Pour les sols à pH compris entre 5,5 et 6, un chaulage d’entretien est nécessaire pour couvrir les exportations de CaO par les prairies, soit 150 à 250 kg d’équivalent CaO/ha/an. L’apport peut être fait en une fois tous les deux à trois ans. Pour les sols dont le pH est inférieur à 5,5 : un chaulage de redressement est nécessaire, complété d’un entretien à un rythme plus soutenu (plutôt 1 an sur 2) jusqu’à ce que le pH ait atteint un niveau satisfaisant.

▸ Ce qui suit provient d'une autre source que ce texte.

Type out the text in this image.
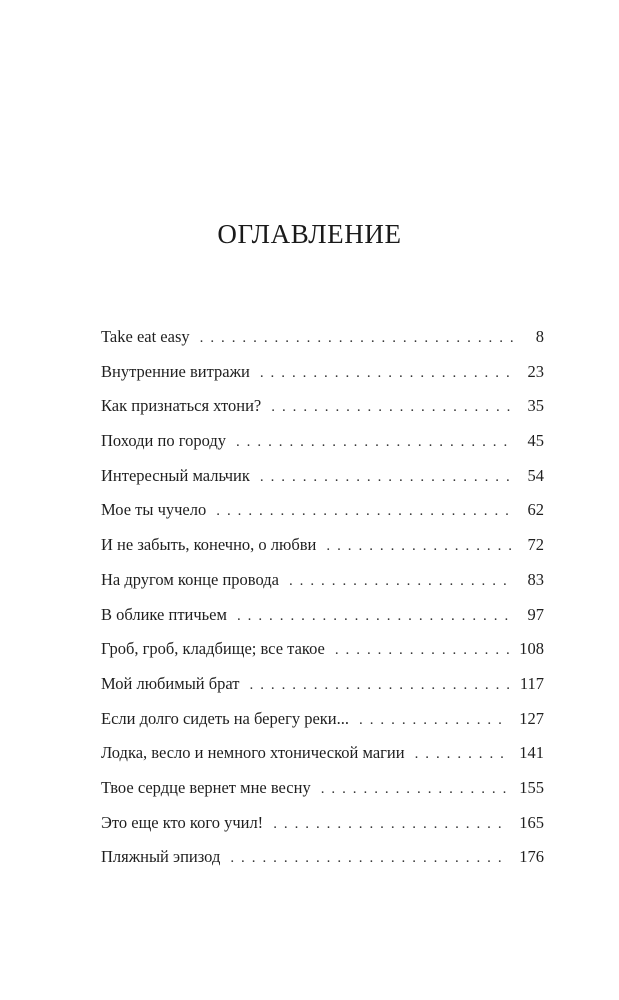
ОГЛАВЛЕНИЕ
Take eat easy . . .	8
Внутренние витражи . . .	23
Как признаться хтони? . . .	35
Походи по городу . . .	45
Интересный мальчик . . .	54
Мое ты чучело . . .	62
И не забыть, конечно, о любви . . .	72
На другом конце провода . . .	83
В облике птичьем . . .	97
Гроб, гроб, кладбище; все такое . . .	108
Мой любимый брат . . .	117
Если долго сидеть на берегу реки... . . .	127
Лодка, весло и немного хтонической магии . . .	141
Твое сердце вернет мне весну . . .	155
Это еще кто кого учил! . . .	165
Пляжный эпизод . . .	176
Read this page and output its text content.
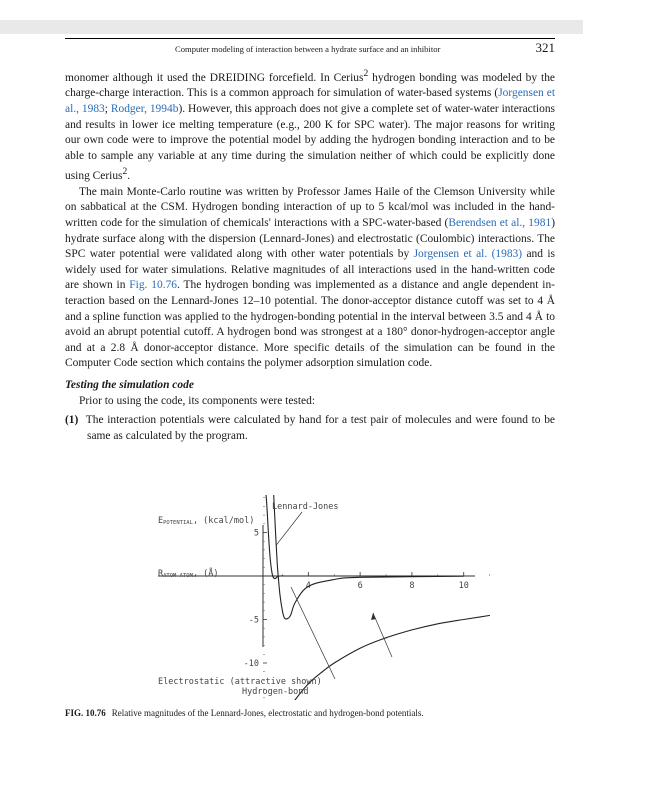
Computer modeling of interaction between a hydrate surface and an inhibitor	321

monomer although it used the DREIDING forcefield. In Cerius$^2$ hydrogen bonding was modeled by the charge-charge interaction. This is a common approach for simulation of water-based systems (Jorgensen et al., 1983; Rodger, 1994b). However, this approach does not give a complete set of water-water interactions and results in lower ice melting temperature (e.g., 200 K for SPC water). The major reasons for writing our own code were to improve the potential model by adding the hydrogen bonding interaction and to be able to sample any variable at any time during the simulation neither of which could be explicitly done using Cerius$^2$.

The main Monte-Carlo routine was written by Professor James Haile of the Clemson University while on sabbatical at the CSM. Hydrogen bonding interaction of up to 5 kcal/mol was included in the hand-written code for the simulation of chemicals' interactions with a SPC-water-based (Berendsen et al., 1981) hydrate surface along with the dispersion (Lennard-Jones) and electrostatic (Coulombic) interactions. The SPC water potential were validated along with other water potentials by Jorgensen et al. (1983) and is widely used for water simulations. Relative magnitudes of all interactions used in the hand-written code are shown in Fig. 10.76. The hydrogen bonding was implemented as a distance and angle dependent interaction based on the Lennard-Jones 12–10 potential. The donor-acceptor distance cutoff was set to 4 Å and a spline function was applied to the hydrogen-bonding potential in the interval between 3.5 and 4 Å to avoid an abrupt potential cutoff. A hydrogen bond was strongest at a 180° donor-hydrogen-acceptor angle and at a 2.8 Å donor-acceptor distance. More specific details of the simulation can be found in the Computer Code section which contains the polymer adsorption simulation code.

Testing the simulation code

Prior to using the code, its components were tested:

(1) The interaction potentials were calculated by hand for a test pair of molecules and were found to be same as calculated by the program.

5
-5
-10
4	6	8	10
EPOTENTIAL, (kcal/mol)
RATOM–ATOM, (Å)
Lennard-Jones
Electrostatic (attractive shown)
Hydrogen-bond
FIG. 10.76 Relative magnitudes of the Lennard-Jones, electrostatic and hydrogen-bond potentials.
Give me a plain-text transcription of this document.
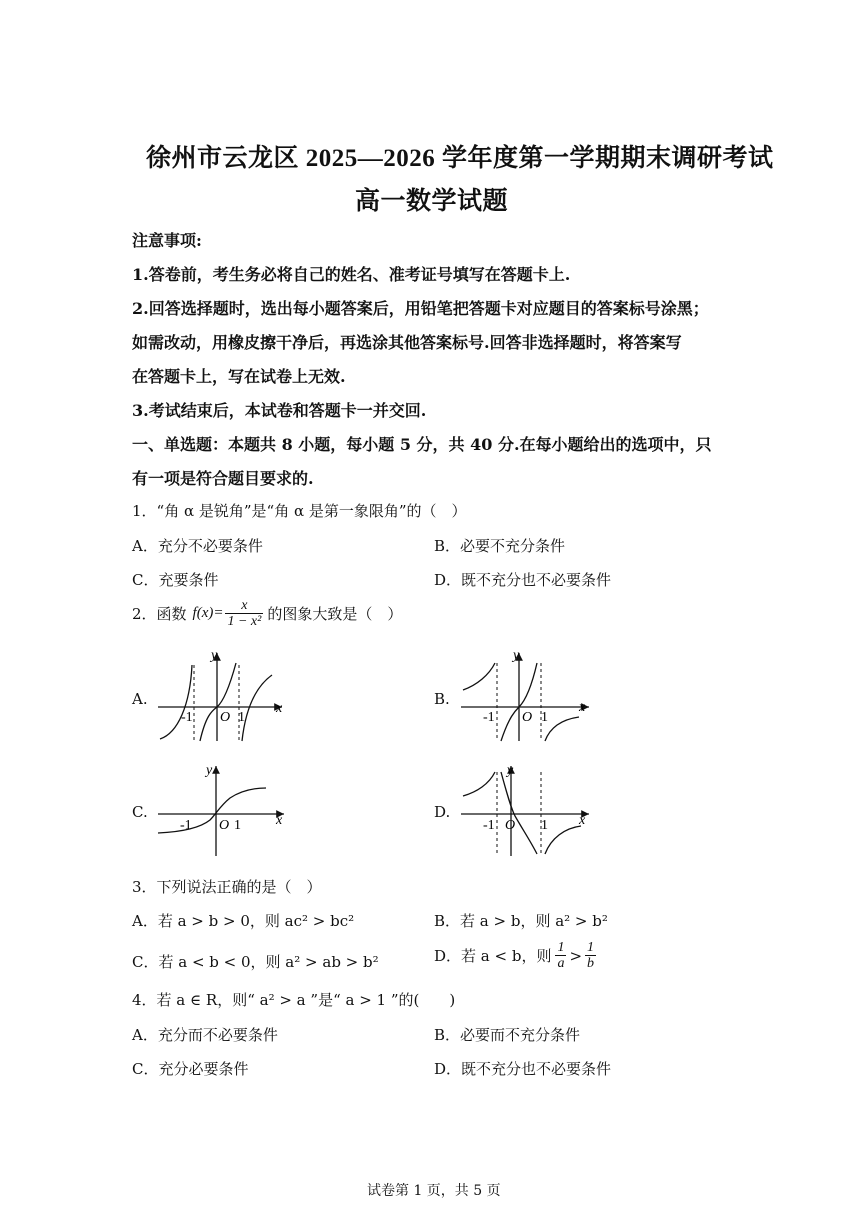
徐州市云龙区 2025—2026 学年度第一学期期末调研考试
高一数学试题
注意事项:
1.答卷前，考生务必将自己的姓名、准考证号填写在答题卡上.
2.回答选择题时，选出每小题答案后，用铅笔把答题卡对应题目的答案标号涂黑；
如需改动，用橡皮擦干净后，再选涂其他答案标号.回答非选择题时，将答案写
在答题卡上，写在试卷上无效.
3.考试结束后，本试卷和答题卡一并交回.
一、单选题：本题共 8 小题，每小题 5 分，共 40 分.在每小题给出的选项中，只
有一项是符合题目要求的.
1．“角 α 是锐角”是“角 α 是第一象限角”的（　）
A．充分不必要条件	B．必要不充分条件
C．充要条件	D．既不充分也不必要条件
2．函数 $f(x)= \frac{x}{\text{1 − x²}}$ 的图象大致是（　）
A.	B.
C.	D.
y
x
O
-1	1
y
x
O
-1	1
y
x
O
-1	1
y
x
O
-1	1
3．下列说法正确的是（　）
A．若 a > b > 0，则 ac² > bc²	B．若 a > b，则 a² > b²
C．若 a < b < 0，则 a² > ab > b²	D．若 a < b，则 $\frac{1}{a} > \frac{1}{b}$
4．若 a ∈ R，则“ a² > a ”是“ a > 1 ”的(　　)
A．充分而不必要条件	B．必要而不充分条件
C．充分必要条件	D．既不充分也不必要条件
试卷第 1 页，共 5 页
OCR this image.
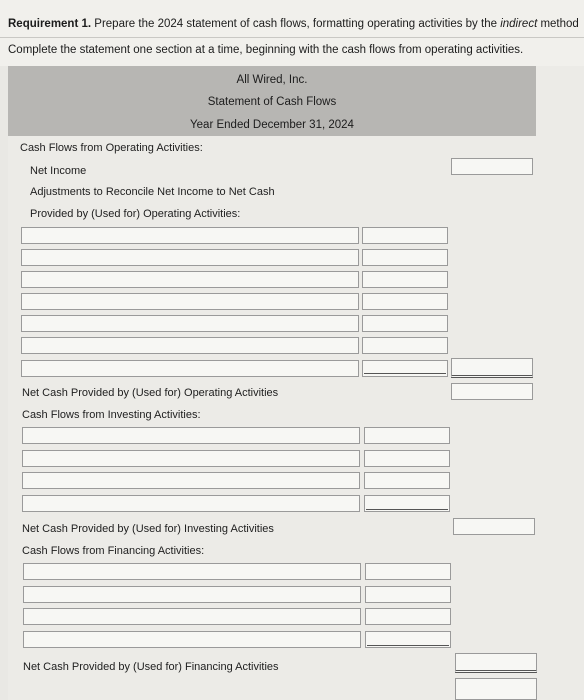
Requirement 1. Prepare the 2024 statement of cash flows, formatting operating activities by the indirect method
Complete the statement one section at a time, beginning with the cash flows from operating activities.
All Wired, Inc.
Statement of Cash Flows
Year Ended December 31, 2024
Cash Flows from Operating Activities:
Net Income
Adjustments to Reconcile Net Income to Net Cash
Provided by (Used for) Operating Activities:
Net Cash Provided by (Used for) Operating Activities
Cash Flows from Investing Activities:
Net Cash Provided by (Used for) Investing Activities
Cash Flows from Financing Activities:
Net Cash Provided by (Used for) Financing Activities
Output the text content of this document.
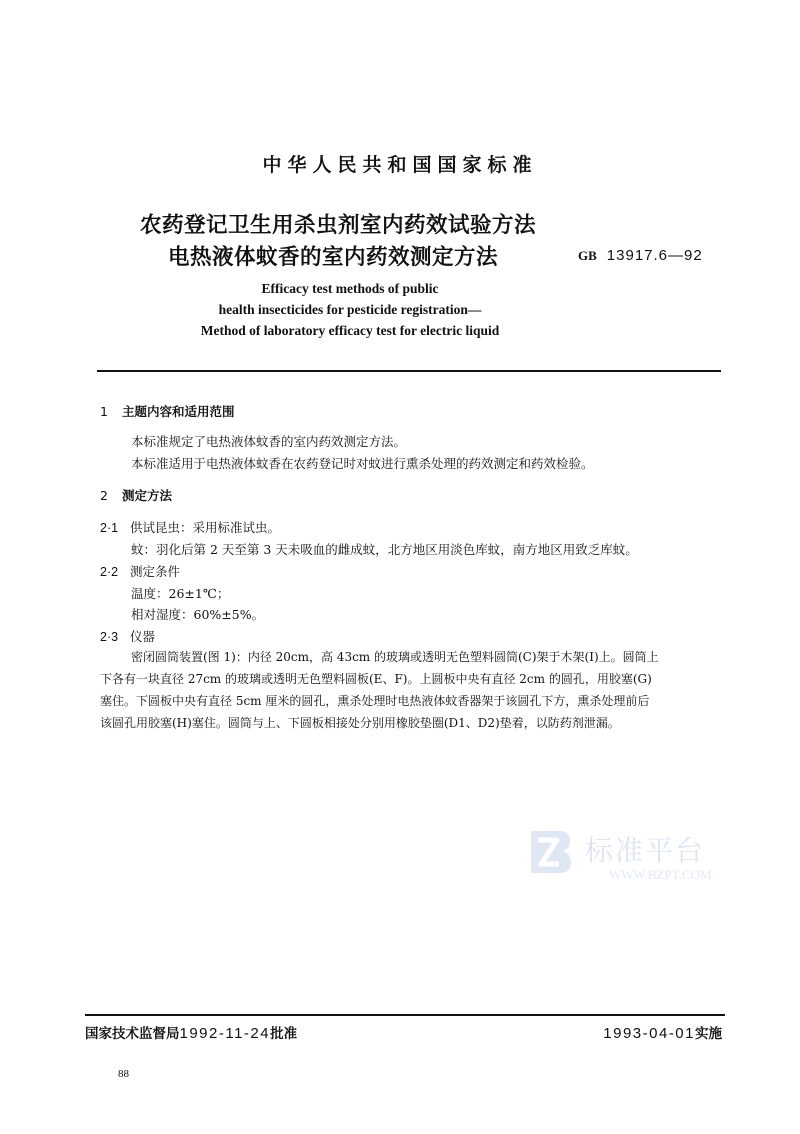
中华人民共和国国家标准
农药登记卫生用杀虫剂室内药效试验方法
电热液体蚊香的室内药效测定方法	GB 13917.6—92
Efficacy test methods of public
health insecticides for pesticide registration—
Method of laboratory efficacy test for electric liquid
1 主题内容和适用范围
本标准规定了电热液体蚊香的室内药效测定方法。
本标准适用于电热液体蚊香在农药登记时对蚊进行熏杀处理的药效测定和药效检验。
2 测定方法
2·1 供试昆虫：采用标准试虫。
蚊：羽化后第 2 天至第 3 天未吸血的雌成蚊，北方地区用淡色库蚊，南方地区用致乏库蚊。
2·2 测定条件
温度：26±1℃；
相对湿度：60%±5%。
2·3 仪器
密闭圆筒装置(图 1)：内径 20cm，高 43cm 的玻璃或透明无色塑料圆筒(C)架于木架(I)上。圆筒上
下各有一块直径 27cm 的玻璃或透明无色塑料圆板(E、F)。上圆板中央有直径 2cm 的圆孔，用胶塞(G)
塞住。下圆板中央有直径 5cm 厘米的圆孔，熏杀处理时电热液体蚊香器架于该圆孔下方，熏杀处理前后
该圆孔用胶塞(H)塞住。圆筒与上、下圆板相接处分别用橡胶垫圈(D1、D2)垫着，以防药剂泄漏。
标准平台
WWW.BZPT.COM
国家技术监督局1992-11-24批准	1993-04-01实施
88
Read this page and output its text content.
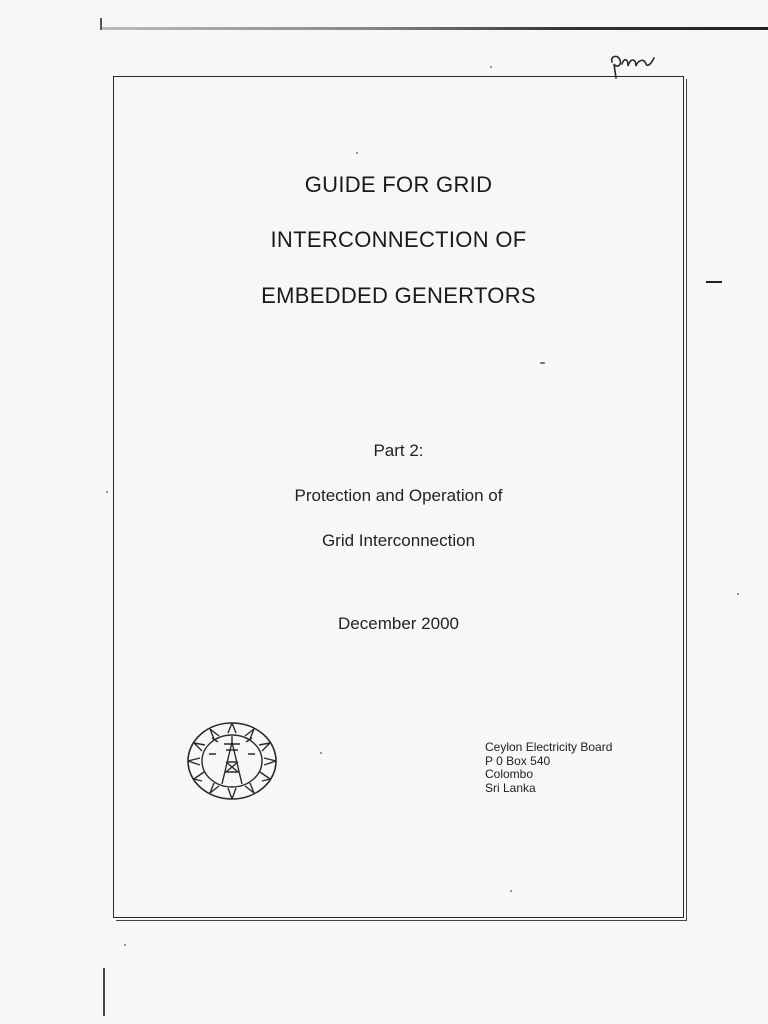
GUIDE FOR GRID
INTERCONNECTION OF
EMBEDDED GENERTORS
Part 2:
Protection and Operation of
Grid Interconnection
December 2000
Ceylon Electricity Board
P 0 Box 540
Colombo
Sri Lanka
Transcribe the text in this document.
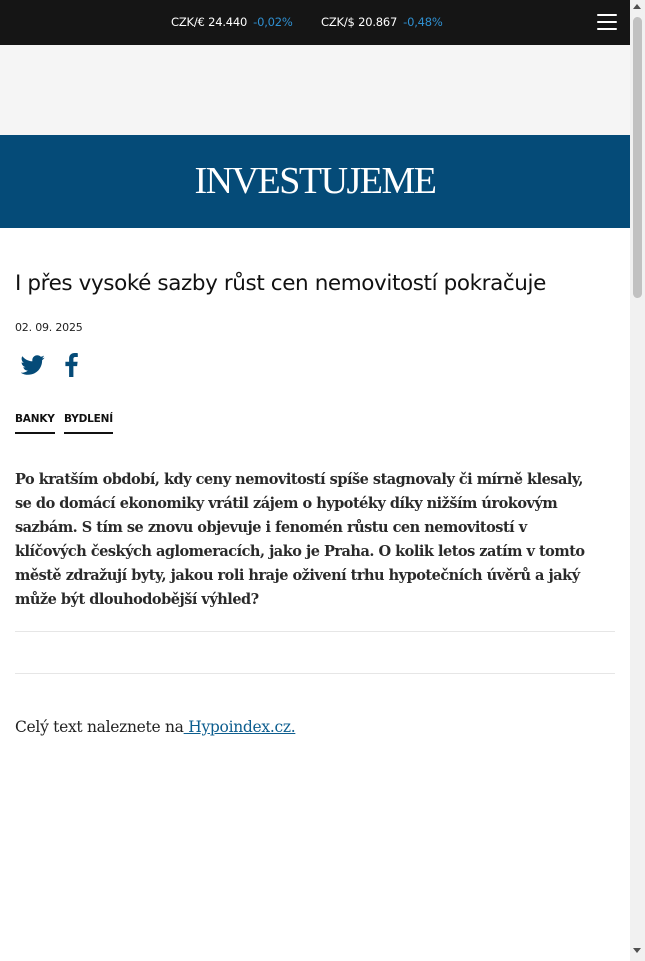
CZK/€ 24.440 -0,02% CZK/$ 20.867 -0,48%
INVESTUJEME
I přes vysoké sazby růst cen nemovitostí pokračuje
02. 09. 2025
BANKY BYDLENÍ

Po kratším období, kdy ceny nemovitostí spíše stagnovaly či mírně klesaly, se do domácí ekonomiky vrátil zájem o hypotéky díky nižším úrokovým sazbám. S tím se znovu objevuje i fenomén růstu cen nemovitostí v klíčových českých aglomeracích, jako je Praha. O kolik letos zatím v tomto městě zdražují byty, jakou roli hraje oživení trhu hypotečních úvěrů a jaký může být dlouhodobější výhled?

Celý text naleznete na Hypoindex.cz.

Seule la valeur neutralisante du produit indique le nombre de kg d’équivalent CaO qu’il apporte.

Tous les effluents d’élevage ont un effet amendant : 3 à 5 unités de CaO/T de fumier ou de compost, 1 unité de CaO/m3 de lisier… En complément, un apport d’1 tonne/ha de carbonate est recommandé au minimum tous les trois ans. Là encore, les prairies à forte proportion de légumineuses sont à traiter à part. En effet, les légumineuses exportent beaucoup de calcium. Les apports en carbonate seront, si possible, d’une tonne par hectare tous les ans.

Utilisation des prairies

La mise à l’herbe des ruminants est en cours, ou le seront dans les quinze prochains jours. Il est encore temps de réajuster les pratiques de pâturage pour la saison. L'herbe pâturée est un aliment de qualité si elle est pâturée au bon stade. D'après les données de l'Inra, au stade feuillu, l'herbe a une valeur de 0,97 UFL et de 17% de MAT.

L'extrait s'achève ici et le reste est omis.